La malattia cronica, come nel caso di Fabio, ci mette di fronte a limiti che gli altri non hanno, che di solito aumentano il loro peso col tempo che passa. Serve davvero tanta fiducia/fede per poter accettare, momento per momento, che non si è più quello di prima, per non lasciarsi andare ad un senso di scivolamento verso il baratro.
Come suggerisce Giuliana, la malattia può svelare qualcosa di noi, perché ci mette alla prova e lo fa senza chiedere permesso. La ricerca interiore ci porta a confrontarci con le più dolorose ferite, attuali e del passato, e talvolta sono proprio le malattie a rappresentarle o a riaprirle. Se nel caso di Fabio si tratta di un lento sgretolamento, per Giuliana può trattarsi di una valanga improvvisa. In questo percorso, citando Giuliana, ci accorgiamo che “Siamo tutti malati, il nostro cuore è diviso, e riconoscerlo ci aiuta a cercare la cura, a navigare insieme verso la vera guarigione nel mistero che ognuno di noi è”. Quindi non c’è più medico né malato, possiamo venirci tutti incontro, comprenderci, sostenerci, e camminare a fianco gli uni degli altri.

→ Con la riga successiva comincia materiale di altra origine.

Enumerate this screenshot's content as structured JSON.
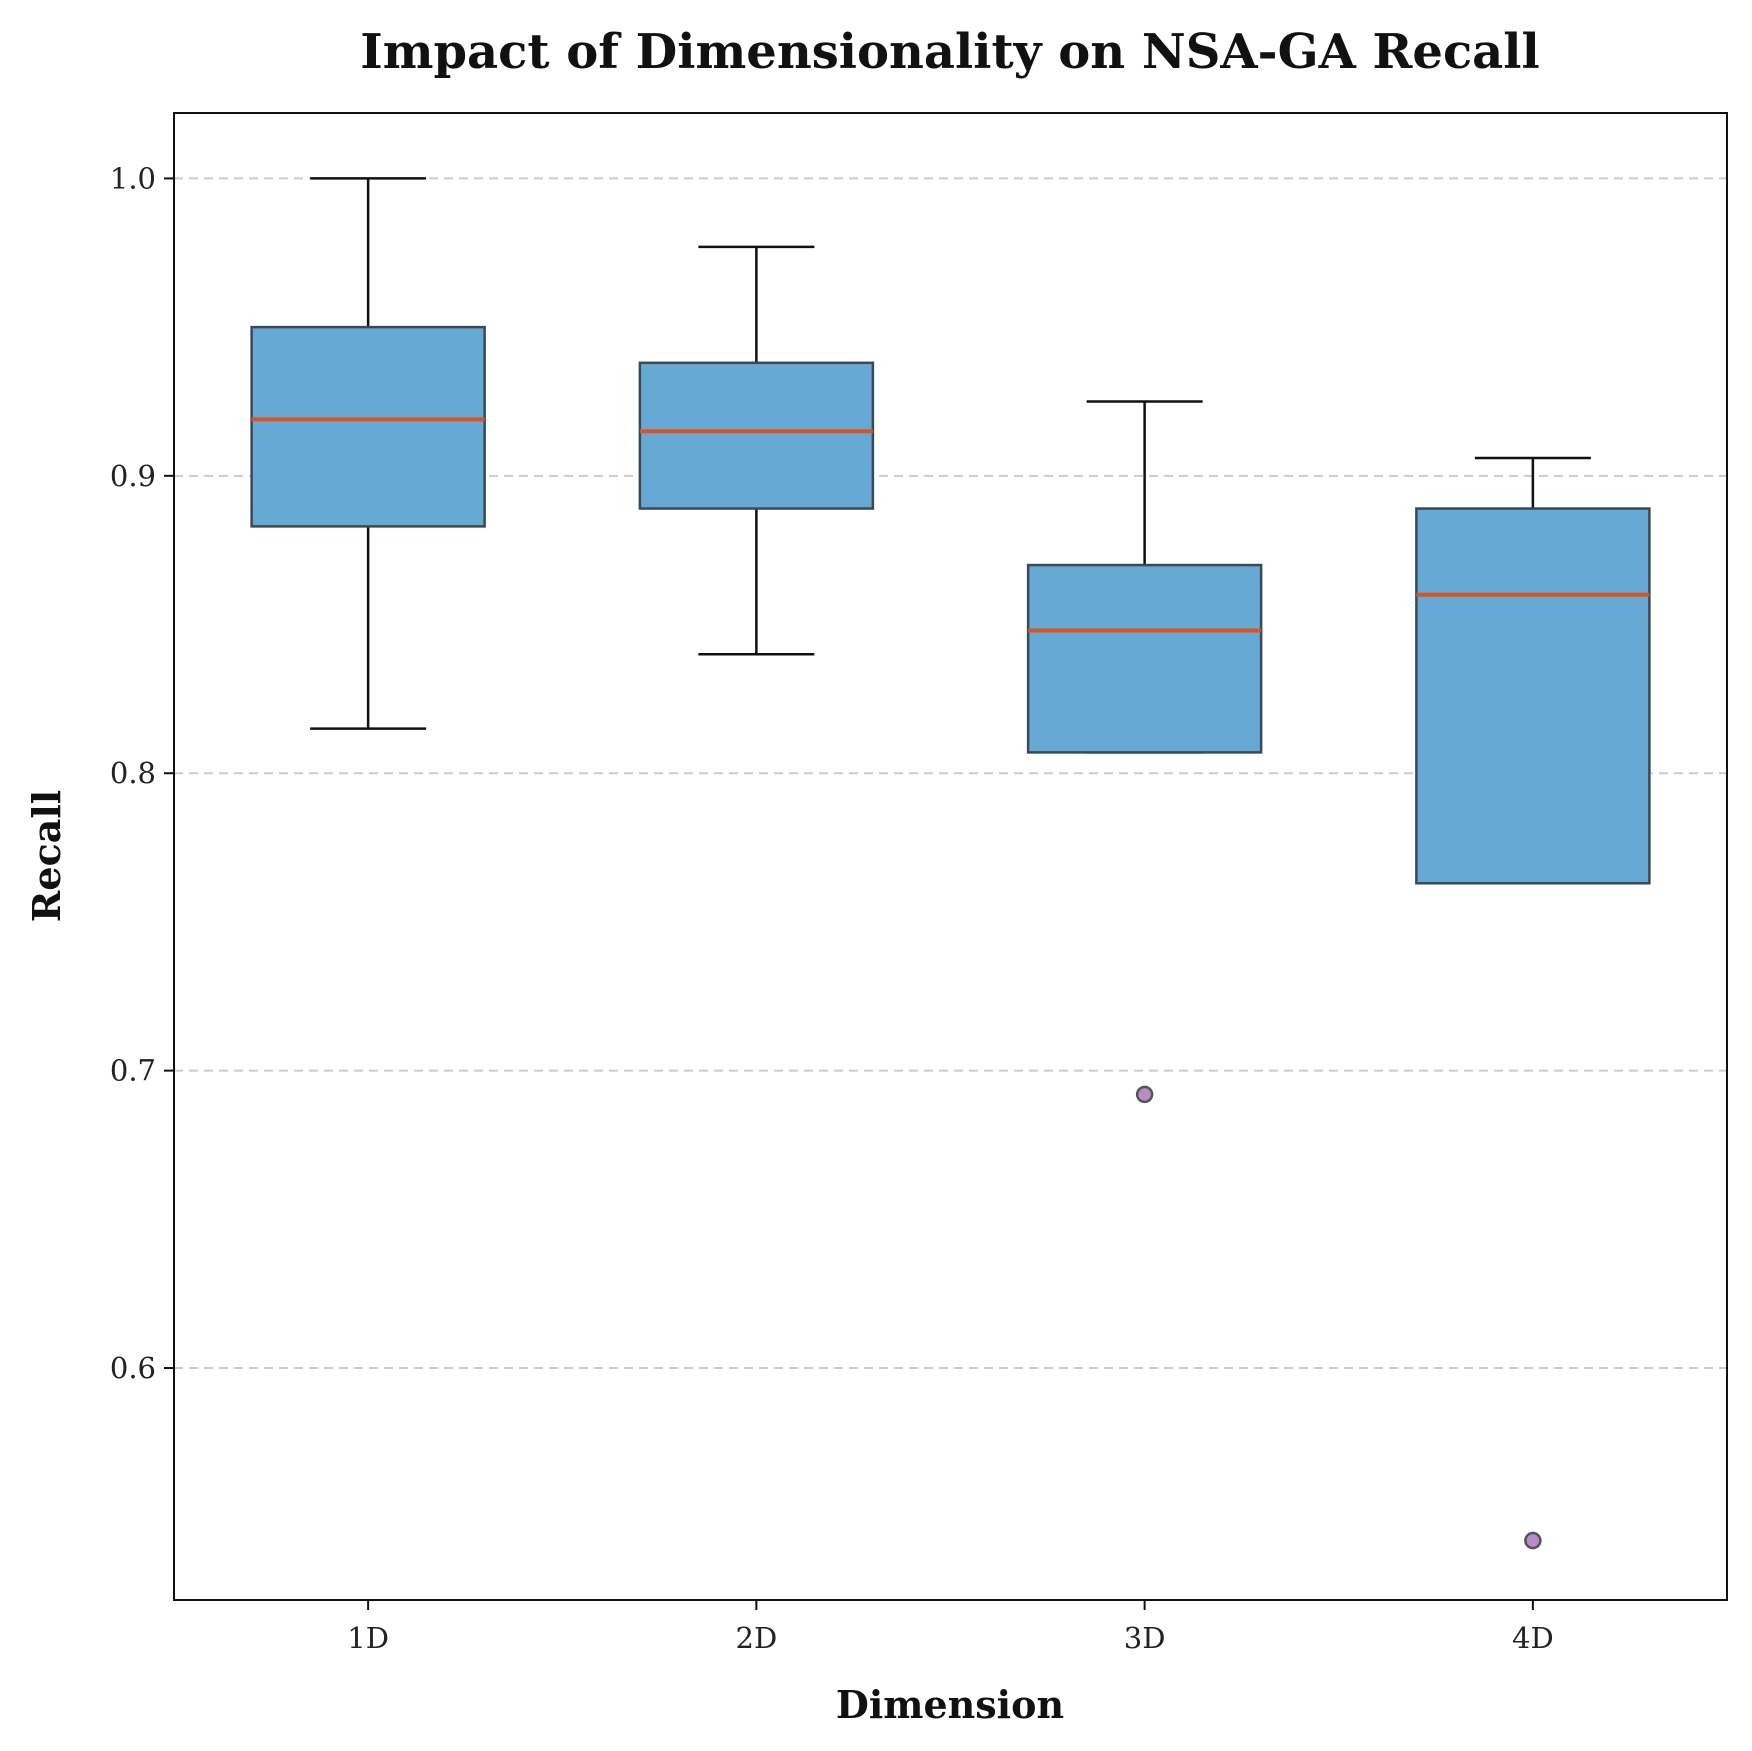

Stefano ha vissuto molto consapevolmente un momento di scissione: di fronte all’inaffrontabile abbiamo bisogno di scollegare la parte più dolente per sopravvivere. Ma questo non è indifferente, e non è nemmeno una soluzione definitiva: il corpo (ma anche la mente!) ce lo ricorderanno sinché non riusciremo a ricontattare quelle ferite per curarle, riportando gradualmente maggior unità al nostro essere, riportando la Vita dove era venuta meno.